The advantage of nuclear power in producing lower carbon emissions holds true only as long as supplies of rich uranium last. When the leaner ores are used - that is, ores consisting of less than 0.01 percent (for soft rocks such as sandstone) and 0.02 percent (for hard rocks such as granite), so much energy is required by the milling process that the total quantity of fossil fuels needed for nuclear fission is greater than would be needed if those fuels were used directly to generate electricity. In other words, when it is forced to use ore of around this quality or worse, nuclear power begins to slip into a negative energy balance: more energy goes in than comes out, and more carbon dioxide is produced by nuclear power than by the fossil-fuel alternatives.15

The world's annual production of uranium oxide has been lagging behind its use in nuclear reactors for the past twenty years. The shortfall has been made up from military stockpiles.
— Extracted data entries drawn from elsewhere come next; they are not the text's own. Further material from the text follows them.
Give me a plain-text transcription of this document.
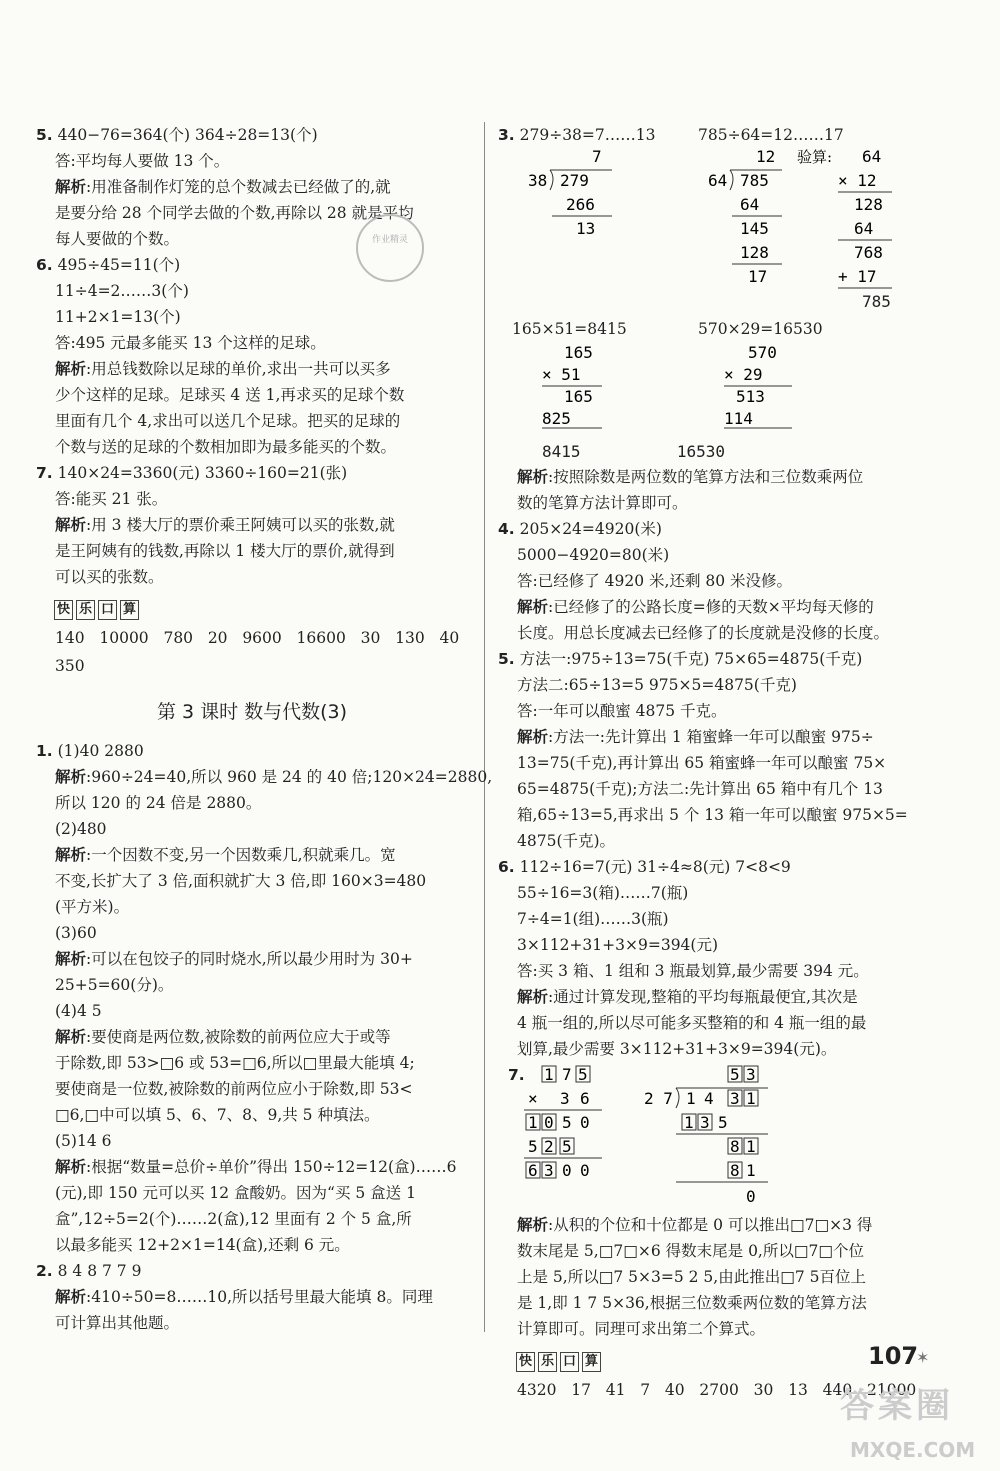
5. 440−76=364(个) 364÷28=13(个)
答:平均每人要做 13 个。
解析:用准备制作灯笼的总个数减去已经做了的,就
是要分给 28 个同学去做的个数,再除以 28 就是平均
每人要做的个数。
6. 495÷45=11(个)
11÷4=2……3(个)
11+2×1=13(个)
答:495 元最多能买 13 个这样的足球。
解析:用总钱数除以足球的单价,求出一共可以买多
少个这样的足球。足球买 4 送 1,再求买的足球个数
里面有几个 4,求出可以送几个足球。把买的足球的
个数与送的足球的个数相加即为最多能买的个数。
7. 140×24=3360(元) 3360÷160=21(张)
答:能买 21 张。
解析:用 3 楼大厅的票价乘王阿姨可以买的张数,就
是王阿姨有的钱数,再除以 1 楼大厅的票价,就得到
可以买的张数。
快 乐 口 算
140   10000   780   20   9600   16600   30   130   40
350
第 3 课时 数与代数(3)
1. (1)40 2880
解析:960÷24=40,所以 960 是 24 的 40 倍;120×24=2880,
所以 120 的 24 倍是 2880。
(2)480
解析:一个因数不变,另一个因数乘几,积就乘几。宽
不变,长扩大了 3 倍,面积就扩大 3 倍,即 160×3=480
(平方米)。
(3)60
解析:可以在包饺子的同时烧水,所以最少用时为 30+
25+5=60(分)。
(4)4 5
解析:要使商是两位数,被除数的前两位应大于或等
于除数,即 53>□6 或 53=□6,所以□里最大能填 4;
要使商是一位数,被除数的前两位应小于除数,即 53<
□6,□中可以填 5、6、7、8、9,共 5 种填法。
(5)14 6
解析:根据“数量=总价÷单价”得出 150÷12=12(盒)……6
(元),即 150 元可以买 12 盒酸奶。因为“买 5 盒送 1
盒”,12÷5=2(个)……2(盒),12 里面有 2 个 5 盒,所
以最多能买 12+2×1=14(盒),还剩 6 元。
2. 8 4 8 7 7 9
解析:410÷50=8……10,所以括号里最大能填 8。同理
可计算出其他题。

作业精灵
3. 279÷38=7……13	785÷64=12……17
7
38 279
266
13
12 验算:
64 785
64
145
128
17
64
× 12
128
64
768
+ 17
785
165×51=8415	570×29=16530
165
× 51
165
825
570
× 29
513
114
8415          16530
解析:按照除数是两位数的笔算方法和三位数乘两位
数的笔算方法计算即可。
4. 205×24=4920(米)
5000−4920=80(米)
答:已经修了 4920 米,还剩 80 米没修。
解析:已经修了的公路长度=修的天数×平均每天修的
长度。用总长度减去已经修了的长度就是没修的长度。
5. 方法一:975÷13=75(千克) 75×65=4875(千克)
方法二:65÷13=5 975×5=4875(千克)
答:一年可以酿蜜 4875 千克。
解析:方法一:先计算出 1 箱蜜蜂一年可以酿蜜 975÷
13=75(千克),再计算出 65 箱蜜蜂一年可以酿蜜 75×
65=4875(千克);方法二:先计算出 65 箱中有几个 13
箱,65÷13=5,再求出 5 个 13 箱一年可以酿蜜 975×5=
4875(千克)。
6. 112÷16=7(元) 31÷4≈8(元) 7<8<9
55÷16=3(箱)……7(瓶)
7÷4=1(组)……3(瓶)
3×112+31+3×9=394(元)
答:买 3 箱、1 组和 3 瓶最划算,最少需要 394 元。
解析:通过计算发现,整箱的平均每瓶最便宜,其次是
4 瓶一组的,所以尽可能多买整箱的和 4 瓶一组的最
划算,最少需要 3×112+31+3×9=394(元)。
7. 1 7 5
× 3 6
1 0 5 0
5 2 5
6 3 0 0
5 3
2 7 1 4 3 1
1 3 5
8 1
8 1
0
解析:从积的个位和十位都是 0 可以推出□7□×3 得
数末尾是 5,□7□×6 得数末尾是 0,所以□7□个位
上是 5,所以□7 5×3=5 2 5,由此推出□7 5百位上
是 1,即 1 7 5×36,根据三位数乘两位数的笔算方法
计算即可。同理可求出第二个算式。
快 乐 口 算
4320   17   41   7   40   2700   30   13   440   21000
107
✶
答案圈
MXQE.COM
Source: http://www.uxc.com/cover-stories/uxw_18-34-cover.html

The rise in the price of uranium oxide ("yellowcake") has soared recently. One reason is the higher cost of the fossil energy needed to mine and concentrate it.
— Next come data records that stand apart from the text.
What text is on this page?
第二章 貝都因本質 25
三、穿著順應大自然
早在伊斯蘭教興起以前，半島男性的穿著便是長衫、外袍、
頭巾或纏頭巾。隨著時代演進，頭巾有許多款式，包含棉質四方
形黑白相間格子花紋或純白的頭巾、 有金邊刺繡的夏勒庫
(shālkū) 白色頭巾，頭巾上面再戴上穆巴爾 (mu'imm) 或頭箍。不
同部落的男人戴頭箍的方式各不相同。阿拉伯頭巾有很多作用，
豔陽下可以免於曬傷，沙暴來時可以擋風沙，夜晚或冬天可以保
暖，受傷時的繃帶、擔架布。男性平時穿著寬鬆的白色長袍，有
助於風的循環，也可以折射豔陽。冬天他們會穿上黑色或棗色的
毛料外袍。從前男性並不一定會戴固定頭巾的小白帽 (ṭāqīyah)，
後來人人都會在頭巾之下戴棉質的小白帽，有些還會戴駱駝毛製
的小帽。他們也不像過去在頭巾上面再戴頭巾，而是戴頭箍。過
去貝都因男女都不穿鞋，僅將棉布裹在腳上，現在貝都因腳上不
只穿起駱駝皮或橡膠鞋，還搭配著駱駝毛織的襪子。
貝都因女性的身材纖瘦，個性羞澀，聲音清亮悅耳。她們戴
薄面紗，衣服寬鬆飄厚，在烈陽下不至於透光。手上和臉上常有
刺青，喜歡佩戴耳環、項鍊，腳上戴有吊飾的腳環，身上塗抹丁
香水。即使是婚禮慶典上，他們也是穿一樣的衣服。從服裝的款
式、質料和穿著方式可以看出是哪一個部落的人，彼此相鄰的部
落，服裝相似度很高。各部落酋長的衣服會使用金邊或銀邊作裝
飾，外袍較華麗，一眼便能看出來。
Source: http://www.uex-corporation.com/s/UraniumMarket.as

There is doubtless some rich uranium ore still to be discovered, and yet exhaustive worldwide exploration has been done, and the evaluation by Storm van Leeuwen and Smith of the energy balances at every stage of the nuclear cycle has given us a summary. There is enough usable uranium ore in the ground to sustain the present trivial rate of consumption - a mere 2 1/2 percent of all the world's final energy demand - and to fulfil its waste-management obligations, for around 45 years. However, to make a difference - to make a real contribution to postponing or mitigating the coming energy winter - nuclear energy would have to supply the energy needed for (say) the whole of the world's electricity supply. It could do so - but there are deep uncertainties as to how long this could be sustained. The best estimate (pretending for a moment that all the needed nuclear power stations could be built at the same time and without delay) is that the global demand for electricity could be supplied from nuclear power for about six years, with margins for error of about two years either way. Or perhaps it could be more ambitious than that: it could supply all the energy needed for an entire (hydrogen- fuelled) transport system. It could keep this up for some three years (with the same margin for error) before it ran out of rich ore and the energy balance turned negative.